Experience: At the age of 41, Hans Lindberg is still running and scoring and scoring and running. The Dane just extended his contact at Füchse Berlin until 2024 - and then will return to Denmark. Before that, he will break a very special record: maybe even before the EHF Finals he will become the All-time top scorer of the German Bundesliga, having 2895 goals on his tally, he is just ten goals below Korean Kyung Shin Yoon (2905). Besides, Lindberg was EHF Cup and Champions League top scorer and is also one of two players who have won the “big 5”: Olympic Games, World Championship, EHF EURO, EHF Champions League and EHF Cup (besides his Danish compatriot Niklas Landin). When he was ruled out with a broken hand from February to April, Berlin signed Austrian Robert Weber (37), who just became the fifth player ever to score more than 2500 Bundesliga goals. In terms of age, Antonia Garcia (39) is just in between the Füchse veterans - and his eight goals in the second leg of the quarter-final at Flensburg provided Granollers with the ticket back to Flensburg.

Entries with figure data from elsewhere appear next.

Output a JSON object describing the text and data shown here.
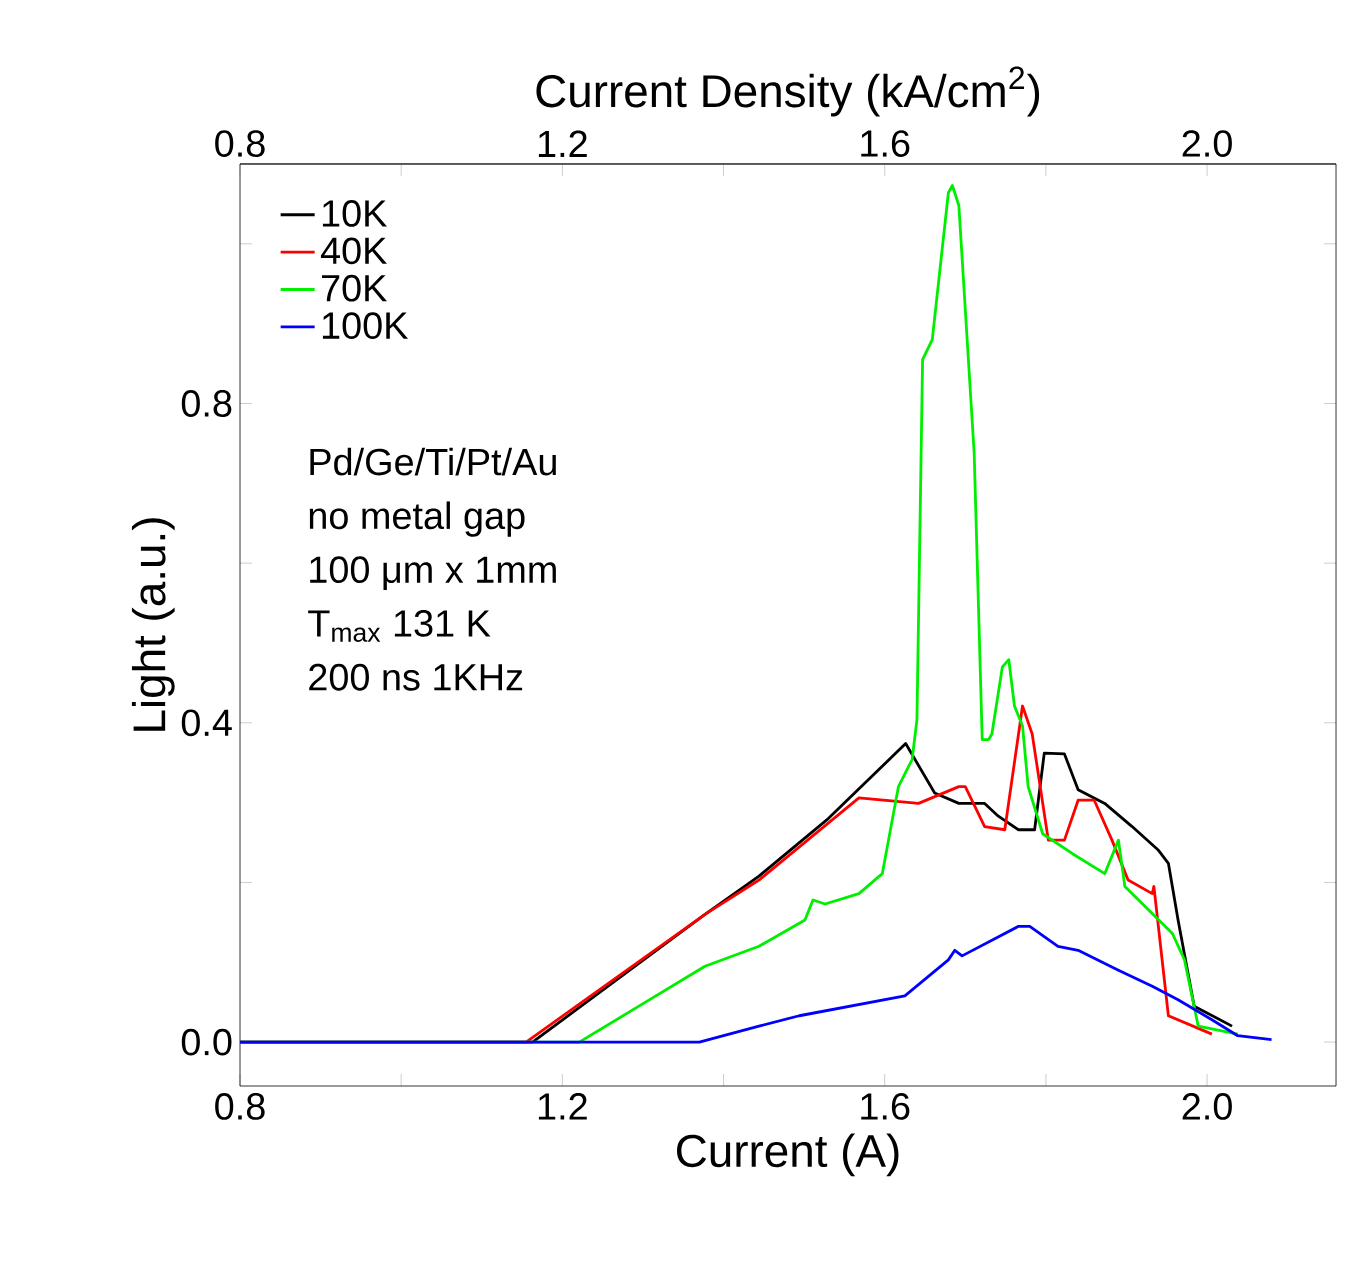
{
  "chart_data": {
    "type": "line",
    "xlabel": "Current (A)",
    "ylabel": "Light (a.u.)",
    "x2label": "Current Density (kA/cm$^{2}$)",
    "xlim": [
      0.8,
      2.16
    ],
    "ylim": [
      -0.055,
      1.1
    ],
    "x2lim": [
      0.8,
      2.16
    ],
    "xticks": [
      0.8,
      {
        "value": 1.0,
        "label": null
      },
      1.2,
      {
        "value": 1.4,
        "label": null
      },
      1.6,
      {
        "value": 1.8,
        "label": null
      },
      {
        "value": 2.0,
        "label": "2.0"
      }
    ],
    "x2ticks": [
      0.8,
      {
        "value": 1.0,
        "label": null
      },
      1.2,
      {
        "value": 1.4,
        "label": null
      },
      1.6,
      {
        "value": 1.8,
        "label": null
      },
      {
        "value": 2.0,
        "label": "2.0"
      }
    ],
    "yticks": [
      {
        "value": 0,
        "label": "0.0"
      },
      {
        "value": 0.2,
        "label": null
      },
      0.4,
      {
        "value": 0.6,
        "label": null
      },
      0.8,
      {
        "value": 1.0,
        "label": null
      }
    ],
    "legend": "top left",
    "line_style": "solid",
    "annotations": [
      "Pd/Ge/Ti/Pt/Au",
      "no metal gap",
      "100 μm x 1mm",
      "T$_{max}$ 131 K",
      "200 ns 1KHz"
    ],
    "series": [
      {
        "name": "10K",
        "color": "#000000",
        "x": [
          0.8,
          1.163,
          1.377,
          1.444,
          1.53,
          1.626,
          1.662,
          1.692,
          1.724,
          1.741,
          1.766,
          1.786,
          1.798,
          1.823,
          1.84,
          1.873,
          1.907,
          1.939,
          1.952,
          1.964,
          1.984,
          2.031
        ],
        "values": [
          0,
          0,
          0.16,
          0.208,
          0.28,
          0.374,
          0.312,
          0.299,
          0.299,
          0.283,
          0.266,
          0.266,
          0.362,
          0.361,
          0.316,
          0.299,
          0.27,
          0.241,
          0.224,
          0.153,
          0.045,
          0.02
        ]
      },
      {
        "name": "40K",
        "color": "#ff0000",
        "x": [
          0.8,
          1.155,
          1.377,
          1.444,
          1.568,
          1.642,
          1.692,
          1.7,
          1.724,
          1.749,
          1.771,
          1.783,
          1.803,
          1.823,
          1.84,
          1.86,
          1.882,
          1.902,
          1.932,
          1.934,
          1.952,
          2.006
        ],
        "values": [
          0,
          0,
          0.16,
          0.203,
          0.306,
          0.299,
          0.32,
          0.32,
          0.27,
          0.266,
          0.421,
          0.386,
          0.253,
          0.253,
          0.303,
          0.303,
          0.253,
          0.203,
          0.186,
          0.195,
          0.033,
          0.01
        ]
      },
      {
        "name": "70K",
        "color": "#00ee00",
        "x": [
          0.8,
          1.221,
          1.295,
          1.377,
          1.444,
          1.501,
          1.511,
          1.526,
          1.568,
          1.597,
          1.617,
          1.634,
          1.64,
          1.647,
          1.659,
          1.679,
          1.684,
          1.692,
          1.711,
          1.721,
          1.729,
          1.733,
          1.746,
          1.754,
          1.761,
          1.771,
          1.778,
          1.796,
          1.833,
          1.873,
          1.89,
          1.898,
          1.957,
          1.972,
          1.989,
          2.038
        ],
        "values": [
          0,
          0,
          0.045,
          0.095,
          0.12,
          0.153,
          0.178,
          0.173,
          0.186,
          0.211,
          0.32,
          0.354,
          0.404,
          0.855,
          0.88,
          1.064,
          1.073,
          1.048,
          0.738,
          0.379,
          0.379,
          0.386,
          0.47,
          0.479,
          0.421,
          0.396,
          0.32,
          0.261,
          0.236,
          0.211,
          0.253,
          0.195,
          0.136,
          0.103,
          0.02,
          0.01
        ]
      },
      {
        "name": "100K",
        "color": "#0000ff",
        "x": [
          0.8,
          1.37,
          1.444,
          1.494,
          1.625,
          1.679,
          1.687,
          1.696,
          1.766,
          1.78,
          1.815,
          1.84,
          1.89,
          1.932,
          1.964,
          2.006,
          2.038,
          2.08
        ],
        "values": [
          0,
          0,
          0.02,
          0.033,
          0.058,
          0.103,
          0.115,
          0.108,
          0.145,
          0.145,
          0.12,
          0.115,
          0.09,
          0.07,
          0.053,
          0.028,
          0.008,
          0.003
        ]
      }
    ]
  }
}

Trophies: Winning the EHF Cup four times between 2011 and 2017, Frisch Auf Göppingen have the highest number of EHF silverware in their cabinet. Team captain Tim Kneule is the only current player who was part of all four winning teams. The remaining trio have each won two EHF trophies; Montpellier were EHF Champions League winners in 2003 and 2018, while Berlin (2015, 2018) and Granollers (1995, 1996) have won the EHF Cup twice each.
Season results: Füchse Berlin became the first team since the implementation of the European League to win all ten group matches, then added two wins in the play-offs, but almost stumbled after their so-far only defeat in the first leg of the quarter-final at Schaffhausen. Having a balance of 13 wins, zero draws and only one defeat, Berlin are ahead of Göppingen (12-0-2), the only team which won all four knock-out matches after the group stage. Montpellier have won 11 matches, tied once and lost two, while Granollers outcome is eight wins, one draw and five defeats - but the Spaniards knew when they needed to win.
Final tournament experience: Berlin play their eighth final tournament since 2012 in three different competitions: in 2012 in the EHF Champions League, in 2014, 2015, 2017, 2018, 2019 in the EHF Cup, in 2021 and 2023 in the European League - and made it to five consecutive finals from 2015 to 2021, winning the trophy twice. When they lost a final, it was always against a German opponent: 2017 against Göppingen, 2019 against Kiel and 2021 against Magdeburg. Göppingen had an EHF Finals hat-trick from 2016 to 2018 and were part of the 2013 event, while Magdeburg have their third final tournament ahead after the EHF Finals in 2014 and the victorious EHF FINAL4 2018 in Cologne. Granollers was - like their semi opponent Göppingen - part of the EHF Finals in 2016.